Gui-Jiang Wei; Ming-Qing Yuan; Li-He Jiang; Yu-Lan Lu; Chun-Hong Liu; Hong-Cheng Luo; Hua-Tuo Huang; Zong-Quan Qi; Ye-Sheng Wei

doi:10.3389/fphys.2019.00432

A Genetic Variant of miR-34a Contributes to Susceptibility of Ischemic Stroke Among Chinese Population

Front Physiol. 2019 Apr 24:10:432. doi: 10.3389/fphys.2019.00432. eCollection 2019.

Authors

Gui-Jiang Wei^{1

2}, Ming-Qing Yuan¹, Li-He Jiang¹, Yu-Lan Lu³, Chun-Hong Liu³, Hong-Cheng Luo³, Hua-Tuo Huang³, Zong-Quan Qi¹, Ye-Sheng Wei^{1

2}

Affiliations

¹ Department of Cell Biology, Medical College of Guangxi University, Nanning, China.
² Department of Medical Laboratory, Affiliated Hospital of Guilin Medical University, Guilin, China.
³ Department of Medical Laboratory, Affiliated Hospital of Youjiang Medical University for Nationalities, Baise, China.

Abstract

miRNAs are small non-coding RNAs modulating gene expression, and variants in miRNA genes are involved in the pathogenesis of ischemic stroke (IS). However, the effect of miR-34a polymorphisms on IS susceptibility has rarely been reported. In the present study, we investigated the association between rs12128240, rs2666433, and rs6577555 of the miR-34a gene and IS susceptibility. Snapshot assay was used to detect miR-34a polymorphisms in 548 IS patients and 560 controls. Relative expression of miR-34a was measured by quantitative real-time PCR. We found that rs2666433 was associated with a significantly increased risk of IS (AA vs. GG: OR = 1.61, 95% CI = 1.05-2.52, P = 0.031; AA vs. GG+GA: OR = 1.58, 95% CI = 1.05-2.45, P = 0.026). For the IS subtypes, rs2666433 was associated with large artery atherosclerosis (AA vs. GG: OR = 2.09, 95% CI = 1.16-3.51, P = 0.007; AA vs. GG+GA: OR = 2.02, 95% CI = 1.15-3.33, P = 0.007; A vs. G: OR = 1.36, 95% CI = 1.07-1.81, P = 0.021).
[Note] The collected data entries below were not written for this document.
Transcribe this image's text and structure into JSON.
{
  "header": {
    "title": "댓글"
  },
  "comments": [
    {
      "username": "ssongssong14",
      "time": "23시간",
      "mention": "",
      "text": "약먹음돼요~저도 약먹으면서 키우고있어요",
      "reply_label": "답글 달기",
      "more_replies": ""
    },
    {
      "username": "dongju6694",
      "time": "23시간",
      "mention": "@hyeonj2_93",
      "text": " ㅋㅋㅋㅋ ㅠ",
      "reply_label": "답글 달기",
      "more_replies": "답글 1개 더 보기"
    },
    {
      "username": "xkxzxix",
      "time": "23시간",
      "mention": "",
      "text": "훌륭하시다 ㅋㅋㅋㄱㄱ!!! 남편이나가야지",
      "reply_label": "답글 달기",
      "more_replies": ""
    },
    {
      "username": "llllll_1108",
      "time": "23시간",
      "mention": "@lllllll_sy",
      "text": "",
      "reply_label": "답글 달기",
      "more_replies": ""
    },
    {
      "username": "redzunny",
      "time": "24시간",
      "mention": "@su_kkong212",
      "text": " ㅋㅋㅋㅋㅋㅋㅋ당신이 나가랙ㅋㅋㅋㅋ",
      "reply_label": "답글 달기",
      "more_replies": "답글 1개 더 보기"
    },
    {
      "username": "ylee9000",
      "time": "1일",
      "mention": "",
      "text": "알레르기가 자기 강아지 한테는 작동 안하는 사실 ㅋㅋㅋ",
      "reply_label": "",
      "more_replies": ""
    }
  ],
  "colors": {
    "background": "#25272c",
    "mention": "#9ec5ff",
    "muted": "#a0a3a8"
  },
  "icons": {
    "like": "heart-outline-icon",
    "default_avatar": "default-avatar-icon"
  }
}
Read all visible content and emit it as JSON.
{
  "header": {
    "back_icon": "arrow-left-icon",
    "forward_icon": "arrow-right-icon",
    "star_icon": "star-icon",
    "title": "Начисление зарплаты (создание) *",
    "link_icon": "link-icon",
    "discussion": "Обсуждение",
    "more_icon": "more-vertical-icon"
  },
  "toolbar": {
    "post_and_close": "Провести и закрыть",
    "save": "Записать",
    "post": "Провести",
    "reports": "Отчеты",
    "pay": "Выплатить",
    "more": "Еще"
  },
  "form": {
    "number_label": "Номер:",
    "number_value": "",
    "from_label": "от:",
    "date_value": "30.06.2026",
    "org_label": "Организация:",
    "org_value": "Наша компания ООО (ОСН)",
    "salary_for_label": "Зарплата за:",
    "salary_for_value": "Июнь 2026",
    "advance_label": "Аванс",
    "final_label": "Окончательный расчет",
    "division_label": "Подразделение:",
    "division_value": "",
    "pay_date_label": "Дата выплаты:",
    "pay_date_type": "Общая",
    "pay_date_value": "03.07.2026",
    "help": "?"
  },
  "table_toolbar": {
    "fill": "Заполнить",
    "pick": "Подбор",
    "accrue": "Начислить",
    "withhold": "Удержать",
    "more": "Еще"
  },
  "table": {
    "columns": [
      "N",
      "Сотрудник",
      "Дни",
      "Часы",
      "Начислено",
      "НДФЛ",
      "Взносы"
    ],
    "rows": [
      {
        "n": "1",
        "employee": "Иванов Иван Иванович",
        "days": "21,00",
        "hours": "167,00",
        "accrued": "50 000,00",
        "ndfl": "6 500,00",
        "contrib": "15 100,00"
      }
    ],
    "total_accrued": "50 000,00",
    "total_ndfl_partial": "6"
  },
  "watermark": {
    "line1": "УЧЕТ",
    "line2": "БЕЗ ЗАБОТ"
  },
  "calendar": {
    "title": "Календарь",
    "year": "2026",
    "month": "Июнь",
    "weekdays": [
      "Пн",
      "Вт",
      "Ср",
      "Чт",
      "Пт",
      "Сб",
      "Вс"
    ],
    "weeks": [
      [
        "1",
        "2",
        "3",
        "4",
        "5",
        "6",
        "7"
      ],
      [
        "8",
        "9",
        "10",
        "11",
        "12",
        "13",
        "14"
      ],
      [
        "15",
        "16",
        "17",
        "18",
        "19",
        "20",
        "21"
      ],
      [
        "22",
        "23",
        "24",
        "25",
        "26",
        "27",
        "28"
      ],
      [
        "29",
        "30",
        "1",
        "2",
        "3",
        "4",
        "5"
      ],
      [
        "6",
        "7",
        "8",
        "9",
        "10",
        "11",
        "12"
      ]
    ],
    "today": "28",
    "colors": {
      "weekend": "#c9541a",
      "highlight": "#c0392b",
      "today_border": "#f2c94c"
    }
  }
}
Additionally, the level of miR-34a was significantly up-regulated in IS patients compared to the controls (P < 0.001), and patients with rs2666433 AA genotype had a higher level of miR-34a than those with GG+GA genotypes (P < 0.001). Furthermore, increased level of homocysteine was observed in IS patients compared to the controls (P < 0.001), especially in patients carrying the rs2666433AA genotype compared to those carrying the rs2666433 GG+GA genotypes (P < 0.001). However, no significant association between rs12128240 or rs6577555 and IS was found. Collectively, our study found the association between miR-34a polymorphisms and the risk of IS among the Chinese population. The results may provide an explanation for etiology of IS and a potential biomarker or therapeutic target for IS. HIGHLIGHTS-MiR-34a rs2666433 polymorphism was associated with an increased risk of ischemic stroke.-The level of miR-34a was significantly up-regulated in ischemic stroke patients compared with controls, and patients with rs2666433 AA genotype had a higher level miR-34a than those with GG+GA genotypes.-Furthermore, increased level of homocysteine was showed in IS patients compared to controls, and in patients carrying the rs2666433AA compared to those carrying the rs2666433 GG+GA.

Keywords: genotype; ischemic stroke; miR-34a; risk; single nucleotide polymorphism.